There’s still a slew of big names in this Japanese squad, but there’s also questions about how many of them are either performing weekly at club level or how they under-perform when called up by the national team.
Amazingly, neither Shinji Kagawa or Keisuke Honda are expected to start by the local press, which shows just how far their respective stocks have fallen.
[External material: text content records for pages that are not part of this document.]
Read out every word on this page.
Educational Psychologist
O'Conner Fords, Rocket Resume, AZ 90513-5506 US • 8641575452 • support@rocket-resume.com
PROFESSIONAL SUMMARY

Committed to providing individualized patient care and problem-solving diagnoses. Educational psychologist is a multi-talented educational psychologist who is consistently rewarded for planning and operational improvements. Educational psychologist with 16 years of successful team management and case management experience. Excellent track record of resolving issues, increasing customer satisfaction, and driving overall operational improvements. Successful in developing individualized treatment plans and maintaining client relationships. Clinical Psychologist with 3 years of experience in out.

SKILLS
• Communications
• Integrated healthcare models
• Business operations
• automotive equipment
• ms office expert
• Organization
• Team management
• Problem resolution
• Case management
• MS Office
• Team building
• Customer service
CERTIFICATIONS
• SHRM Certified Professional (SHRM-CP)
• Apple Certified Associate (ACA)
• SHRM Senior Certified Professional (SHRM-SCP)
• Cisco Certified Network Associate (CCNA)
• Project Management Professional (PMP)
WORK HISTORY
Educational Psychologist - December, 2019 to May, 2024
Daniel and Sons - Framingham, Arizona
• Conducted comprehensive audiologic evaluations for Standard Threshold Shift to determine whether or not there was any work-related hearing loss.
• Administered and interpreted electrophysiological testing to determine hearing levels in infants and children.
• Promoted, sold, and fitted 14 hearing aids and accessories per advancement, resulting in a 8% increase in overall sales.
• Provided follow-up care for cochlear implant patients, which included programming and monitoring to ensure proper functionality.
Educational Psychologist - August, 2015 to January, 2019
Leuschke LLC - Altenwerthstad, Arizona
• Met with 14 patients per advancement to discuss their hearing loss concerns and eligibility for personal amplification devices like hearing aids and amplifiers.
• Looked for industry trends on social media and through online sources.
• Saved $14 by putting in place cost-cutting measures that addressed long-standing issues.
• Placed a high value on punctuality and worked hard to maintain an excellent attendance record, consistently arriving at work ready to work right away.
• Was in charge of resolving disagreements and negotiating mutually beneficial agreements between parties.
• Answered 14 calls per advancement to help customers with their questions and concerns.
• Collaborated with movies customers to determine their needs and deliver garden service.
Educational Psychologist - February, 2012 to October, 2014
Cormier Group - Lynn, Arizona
But with all that in mind, it would be utterly foolish to write off Japan, a nation that regards itself as the kings of Asian football, and who still boasts some extraordinary talent. We take a look at the five players who could cause the Socceroos problems at Saitama Stadium tonight.
1. Shinji Okazaki
Club: Leicester City (England)
Position: Attacking midfield/forward
International Career: 109 caps, 50 goals
With the club career of Honda veering sideways and the sheen coming off one-time golden boy Kagawa, it’s the other icon of Japan’s attack who is now entrenched as the national hero – not least because of his deeds with Leicester City. But for the national side, Okazaki has delivered time and time again. His record of a goal almost every second game speaks for itself, even if he doesn’t play as a out-and-out striker like he once did. He’ll probably start on the left-hand side of attack – and that could be a problem for the Socceroos, who don’t have a natural right-back in the squad. After all these years, he’s still the go-to man and as dangerous as ever. No player on either side will work harder tonight.
2. Gaku Shibasaki
Club: Getafe (Spain)
Position: Central midfield
International Career: 11 caps, 3 goals
It takes a mighty player to burst his way into the Japanese midfield – and even better one to prove himself in Spain. But Shibasaki is exactly that, showing his class in the Spanish second division (where he spent six months at Tenerife) and earning a move to newly-promoted La Liga side Getafe. Along the way, he’s edged into being a fixture in the national team. Shibasaki is a beautifully balanced player who can pick a pass and has an eye for goal – he scored two for Kashima Antlers against Real Madrid in the Club World Cup final last year. He’s getting better and better every time he plays, meaning Tom Rogic and Aaron Mooy won’t have it all their own way, as you might expect from a player described as the “Japanese Andres Iniesta”.
3. Makoto Hasebe
Club: Eintracht Frankfurt (Germany)
Position: Defensive midfielder
International Career: 104 caps, 2 goals
If Shibasaki offers an exciting vision of the future, Hasebe is the wise old sage who keeps the team composed and balanced. He is calm, methodical and almost never misses a pass, whilst rarely letting an an attacking midfielder glide past him. The captain’s metronome-like presence is widely admired at club level, where fans of Eintracht Frankfurt regularly sing his praises and where he has remained a fixture in their rise from Bundesliga relegation-fodder to the brink of European football. He’s not much of an attacking threat (as his goal record for club and country shows) but that’s never been his job. In the heat of battle, there isn’t a better organiser in Asian football. Expect him to go to next year’s World Cup and then start to turn his attention towards a career in the dugout.
4. Maya Yoshida
Club: Southampton (England)
Position: Central defender
International Career: 75 caps, 10 goals
A towering presence in defence, one could easily plump for Inter Milan’s Yugo Nagatomo as the marquee presence of the back four. But it’s Yoshida who sets the defensive tone. He’s not the quickest nor the most mobile, but at 29, he’s learned the tricks of the world’s best strikers each week in the English Premier League. Lauded for his intelligence and composure under pressure, Yoshida has been a rock during his 75 games for the national team. You might read differently elsewhere, but Yoshida won’t be at all afraid by the prospect of Tomi Juric and Tim Cahill getting physical.
5. Keisuke Honda
Club: Pachuca (Mexico)
Position: Attacking midfielder
International Career: 90 caps, 36 goals
The Harry Kewell of Japanese football, Honda is a tantalising mix of brilliance and mystery, class and injury. He’s unlikely to start in this game, which says as much about his fall as it does about the rise in others. Having popped up in the unlikely port of Pachuca, in Mexico’s LigaMX, some will be wondering whether he’s still interested in playing at the top level or merely filling his pockets while he can. He at least scored on debut against Veracruz last week and while he’s considered unlikely to start here, it’s probable that the peroxided champion will come on at some point. Even if he departed AC Milan as something of an unfulfilled talent, he’s far too good to be discounted, especially on the big stage.